Let’s be clear: while there’s been significant lobbying for a rethink on a 2028/2030 target to get all new rental tenancies up to EPC C, the Government has not - at the time of writing - reversed that policy or shelved its broader energy efficiency ambitions. 

In fact, the opposite appears to be true. Local councils have stepped up enforcement of the existing requirement that all rental properties must be at EPC E or above. Evidenced by the case of the landlord recently fined £4,500 by Tewkesbury Council for letting out F and G-rated properties. It’s real, it’s happening, and advisers must help their clients avoid finding themselves in similar situations.

Yet, UK Finance’s recent comments that many landlords are “in the dark” about the changes to are also worthy of concern. Research suggests a significant number of landlords are either unaware of the EPC C target or are unclear on what they need to do to achieve it. This is where advisers come in. Education, clarity, and practical help have never been more important.

Landlords are dealing with a lot right now. Fluctuating interest rates, increased regulation, Section 21 reforms, local licensing schemes, higher operational costs, not forgetting what the Renters’ Rights Bill will deliver into legislation. 

It’s not surprising that EPC ratings aren’t top of mind. But they need to be up there. The risk is not just regulatory, it’s commercial. Properties that don’t meet the right EPC standard could become unlettable in a few years’ time. 

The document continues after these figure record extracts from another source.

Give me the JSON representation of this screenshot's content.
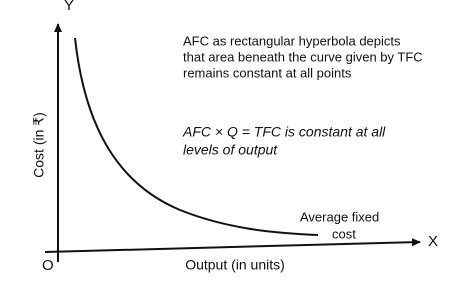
{
  "axes": {
    "y_letter": "Y",
    "x_letter": "X",
    "origin": "O",
    "y_label": "Cost (in ₹)",
    "x_label": "Output (in units)"
  },
  "annotation": {
    "lines": [
      "AFC as rectangular hyperbola depicts",
      "that area beneath the curve given by TFC",
      "remains constant at all points"
    ]
  },
  "formula": {
    "lines": [
      "AFC × Q = TFC is constant at all",
      "levels of output"
    ]
  },
  "curve_label": {
    "lines": [
      "Average fixed",
      "cost"
    ]
  }
}
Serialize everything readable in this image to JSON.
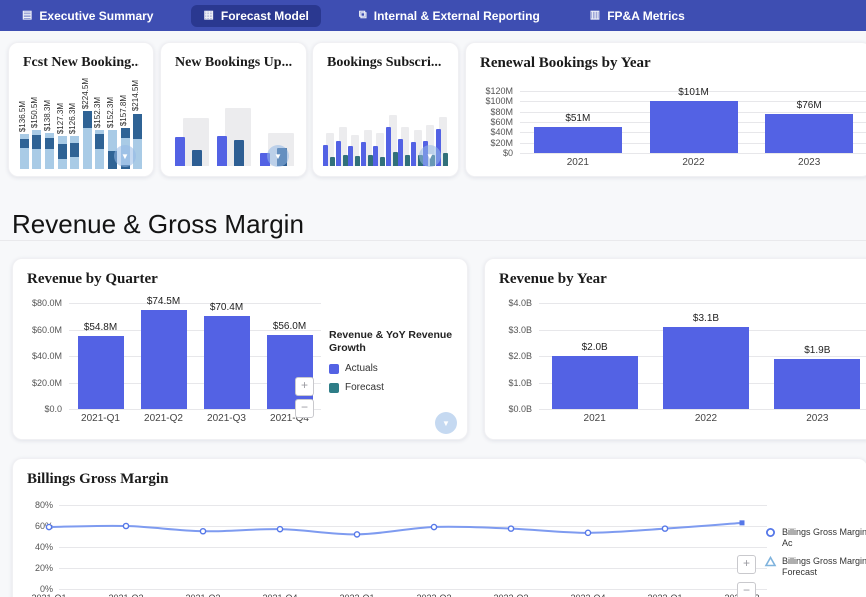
{
  "navbar": {
    "tabs": [
      {
        "label": "Executive Summary",
        "icon": "document-icon",
        "active": false
      },
      {
        "label": "Forecast Model",
        "icon": "forecast-chart-icon",
        "active": true
      },
      {
        "label": "Internal & External Reporting",
        "icon": "report-copy-icon",
        "active": false
      },
      {
        "label": "FP&A Metrics",
        "icon": "metrics-grid-icon",
        "active": false
      }
    ]
  },
  "section_title": "Revenue & Gross Margin",
  "colors": {
    "navbar_bg": "#3E4EB2",
    "navbar_active_bg": "#2A3890",
    "accent_bar": "#5362E4",
    "thumb_light": "#A9CBE6",
    "thumb_dark": "#2F6395",
    "thumb_navy": "#2D5E93",
    "thumb_teal": "#31707A",
    "thumb_bg_bar": "#ECECEE",
    "forecast_teal": "#2E7D87",
    "line_blue": "#7E9BF0",
    "marker_blue": "#5577E8",
    "forecast_marker_blue": "#7FB3DD"
  },
  "chart_data": [
    {
      "id": "fcst-new-bookings",
      "type": "bar",
      "variant": "stacked-thumbnail",
      "title": "Fcst New Booking...",
      "value_labels": [
        "$136.5M",
        "$150.5M",
        "$138.3M",
        "$127.3M",
        "$126.3M",
        "$224.5M",
        "$152.3M",
        "$152.3M",
        "$157.8M",
        "$214.5M"
      ],
      "values": [
        136.5,
        150.5,
        138.3,
        127.3,
        126.3,
        224.5,
        152.3,
        152.3,
        157.8,
        214.5
      ],
      "ymax": 224.5,
      "segments": [
        [
          {
            "c": "light",
            "f": 0.6
          },
          {
            "c": "dark",
            "f": 0.25
          },
          {
            "c": "light",
            "f": 0.15
          }
        ],
        [
          {
            "c": "light",
            "f": 0.52
          },
          {
            "c": "dark",
            "f": 0.36
          },
          {
            "c": "light",
            "f": 0.12
          }
        ],
        [
          {
            "c": "light",
            "f": 0.55
          },
          {
            "c": "dark",
            "f": 0.32
          },
          {
            "c": "light",
            "f": 0.13
          }
        ],
        [
          {
            "c": "light",
            "f": 0.3
          },
          {
            "c": "dark",
            "f": 0.45
          },
          {
            "c": "light",
            "f": 0.25
          }
        ],
        [
          {
            "c": "light",
            "f": 0.36
          },
          {
            "c": "dark",
            "f": 0.44
          },
          {
            "c": "light",
            "f": 0.2
          }
        ],
        [
          {
            "c": "light",
            "f": 0.7
          },
          {
            "c": "dark",
            "f": 0.3
          }
        ],
        [
          {
            "c": "light",
            "f": 0.52
          },
          {
            "c": "dark",
            "f": 0.36
          },
          {
            "c": "light",
            "f": 0.12
          }
        ],
        [
          {
            "c": "dark",
            "f": 0.45
          },
          {
            "c": "light",
            "f": 0.55
          }
        ],
        [
          {
            "c": "dark",
            "f": 0.1
          },
          {
            "c": "light",
            "f": 0.65
          },
          {
            "c": "dark",
            "f": 0.25
          }
        ],
        [
          {
            "c": "light",
            "f": 0.55
          },
          {
            "c": "dark",
            "f": 0.45
          }
        ]
      ]
    },
    {
      "id": "new-bookings-uplift",
      "type": "bar",
      "variant": "grouped-thumbnail",
      "title": "New Bookings Up...",
      "bar_colors": [
        "blue",
        "navy"
      ],
      "groups": [
        {
          "bg": 0.56,
          "bars": [
            0.34,
            0.19
          ]
        },
        {
          "bg": 0.68,
          "bars": [
            0.35,
            0.3
          ]
        },
        {
          "bg": 0.38,
          "bars": [
            0.15,
            0.21
          ]
        }
      ]
    },
    {
      "id": "bookings-subscription",
      "type": "bar",
      "variant": "grouped-thumbnail",
      "title": "Bookings Subscri...",
      "bar_colors": [
        "blue",
        "teal"
      ],
      "groups": [
        {
          "bg": 0.4,
          "bars": [
            0.26,
            0.11
          ]
        },
        {
          "bg": 0.48,
          "bars": [
            0.3,
            0.14
          ]
        },
        {
          "bg": 0.38,
          "bars": [
            0.25,
            0.12
          ]
        },
        {
          "bg": 0.44,
          "bars": [
            0.29,
            0.13
          ]
        },
        {
          "bg": 0.4,
          "bars": [
            0.25,
            0.11
          ]
        },
        {
          "bg": 0.62,
          "bars": [
            0.47,
            0.17
          ]
        },
        {
          "bg": 0.48,
          "bars": [
            0.33,
            0.14
          ]
        },
        {
          "bg": 0.44,
          "bars": [
            0.29,
            0.13
          ]
        },
        {
          "bg": 0.5,
          "bars": [
            0.31,
            0.14
          ]
        },
        {
          "bg": 0.6,
          "bars": [
            0.45,
            0.16
          ]
        }
      ]
    },
    {
      "id": "renewal-bookings-by-year",
      "type": "bar",
      "title": "Renewal Bookings by Year",
      "categories": [
        "2021",
        "2022",
        "2023"
      ],
      "values": [
        51,
        101,
        76
      ],
      "value_labels": [
        "$51M",
        "$101M",
        "$76M"
      ],
      "ylim": [
        0,
        120
      ],
      "yticks": [
        {
          "label": "$120M",
          "v": 120
        },
        {
          "label": "$100M",
          "v": 100
        },
        {
          "label": "$80M",
          "v": 80
        },
        {
          "label": "$60M",
          "v": 60
        },
        {
          "label": "$40M",
          "v": 40
        },
        {
          "label": "$20M",
          "v": 20
        },
        {
          "label": "$0",
          "v": 0
        }
      ]
    },
    {
      "id": "revenue-by-quarter",
      "type": "bar",
      "title": "Revenue by Quarter",
      "categories": [
        "2021-Q1",
        "2021-Q2",
        "2021-Q3",
        "2021-Q4"
      ],
      "values": [
        54.8,
        74.5,
        70.4,
        56.0
      ],
      "value_labels": [
        "$54.8M",
        "$74.5M",
        "$70.4M",
        "$56.0M"
      ],
      "ylim": [
        0,
        80
      ],
      "yticks": [
        {
          "label": "$80.0M",
          "v": 80
        },
        {
          "label": "$60.0M",
          "v": 60
        },
        {
          "label": "$40.0M",
          "v": 40
        },
        {
          "label": "$20.0M",
          "v": 20
        },
        {
          "label": "$0.0",
          "v": 0
        }
      ],
      "legend": {
        "title": "Revenue & YoY Revenue Growth",
        "items": [
          {
            "label": "Actuals",
            "swatch": "blue"
          },
          {
            "label": "Forecast",
            "swatch": "teal"
          }
        ]
      }
    },
    {
      "id": "revenue-by-year",
      "type": "bar",
      "title": "Revenue by Year",
      "categories": [
        "2021",
        "2022",
        "2023"
      ],
      "values": [
        2.0,
        3.1,
        1.9
      ],
      "value_labels": [
        "$2.0B",
        "$3.1B",
        "$1.9B"
      ],
      "ylim": [
        0,
        4
      ],
      "yticks": [
        {
          "label": "$4.0B",
          "v": 4
        },
        {
          "label": "$3.0B",
          "v": 3
        },
        {
          "label": "$2.0B",
          "v": 2
        },
        {
          "label": "$1.0B",
          "v": 1
        },
        {
          "label": "$0.0B",
          "v": 0
        }
      ]
    },
    {
      "id": "billings-gross-margin",
      "type": "line",
      "title": "Billings Gross Margin",
      "x": [
        "2021-Q1",
        "2021-Q2",
        "2021-Q3",
        "2021-Q4",
        "2022-Q1",
        "2022-Q2",
        "2022-Q3",
        "2022-Q4",
        "2023-Q1",
        "2023-Q2"
      ],
      "values": [
        59,
        60,
        55,
        57,
        52,
        59,
        57.5,
        53.5,
        57.5,
        63
      ],
      "ylim": [
        0,
        80
      ],
      "yticks": [
        {
          "label": "80%",
          "v": 80
        },
        {
          "label": "60%",
          "v": 60
        },
        {
          "label": "40%",
          "v": 40
        },
        {
          "label": "20%",
          "v": 20
        },
        {
          "label": "0%",
          "v": 0
        }
      ],
      "legend": {
        "items": [
          {
            "marker": "circle",
            "label": "Billings Gross Margin Ac"
          },
          {
            "marker": "triangle",
            "label": "Billings Gross Margin Forecast"
          }
        ]
      }
    }
  ]
}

As a consequence, they are already failing to secure the most competitive mortgage deals available now. Plus, the longer a landlord delays, the more expensive and disruptive it becomes to bring a property up to standard later.

And let’s not forget, improving a property’s energy efficiency isn’t just a box-ticking exercise. There are real, tangible benefits, right now, for landlords who take this seriously.

We, for example, offer both lower interest rates and cashback incentives for landlords whose properties are already at EPC C or above. That’s money straight back in the landlord’s pocket. 

But more than that, tenants increasingly want warmer, more energy-efficient homes, especially with utility bills remaining high. A property with an EPC of C is more attractive to prospective renters. It will likely let quicker and for a higher rent than one rated D or E. Over time, better tenant satisfaction could also mean fewer voids, less churn, and reduced management hassle.

The reality is that, ultimately if nothing changes, then landlords who want to continue letting out properties, are going to need to make these improvements. It’s a cost of course, but perhaps it is better to view it as an investment in the long-term viability and profitability of the property. With access to mortgage products specifically tailored to greener homes, and a growing awareness among tenants, there’s a strong financial case for acting now.

Of course, advisers need to be realistic. Not all landlords have the upfront capital required to undertake major improvements, if they are required. But that’s where advice can really make a difference. 

Whether it’s refinancing to release funds, switching to a product with cashback, or securing a better rate based on EPC performance, there are options on the table. And with time available, landlords don’t need to do everything at once. But they do need a plan.

So yes, while UK Finance is right to raise the alarm about the potential risk to rental supply, and while we could yet see timelines adjusted or softened, landlords can’t expect this or afford to wait. The fines being handed out show councils are not standing still. The market isn’t standing still. And neither should they, or their advisers.

Instead of hoping for political reversals, the focus must be on preparation and proactive decision-making. A conversation now about EPCs could save a landlord a fine, unlock a better rate, or make their property more appealing to tenants.

The opportunity is there, and so is the urgency. Advisers have a crucial role to play in helping landlords navigate any complexity, secure the right finance, and futureproof their clients’ portfolios.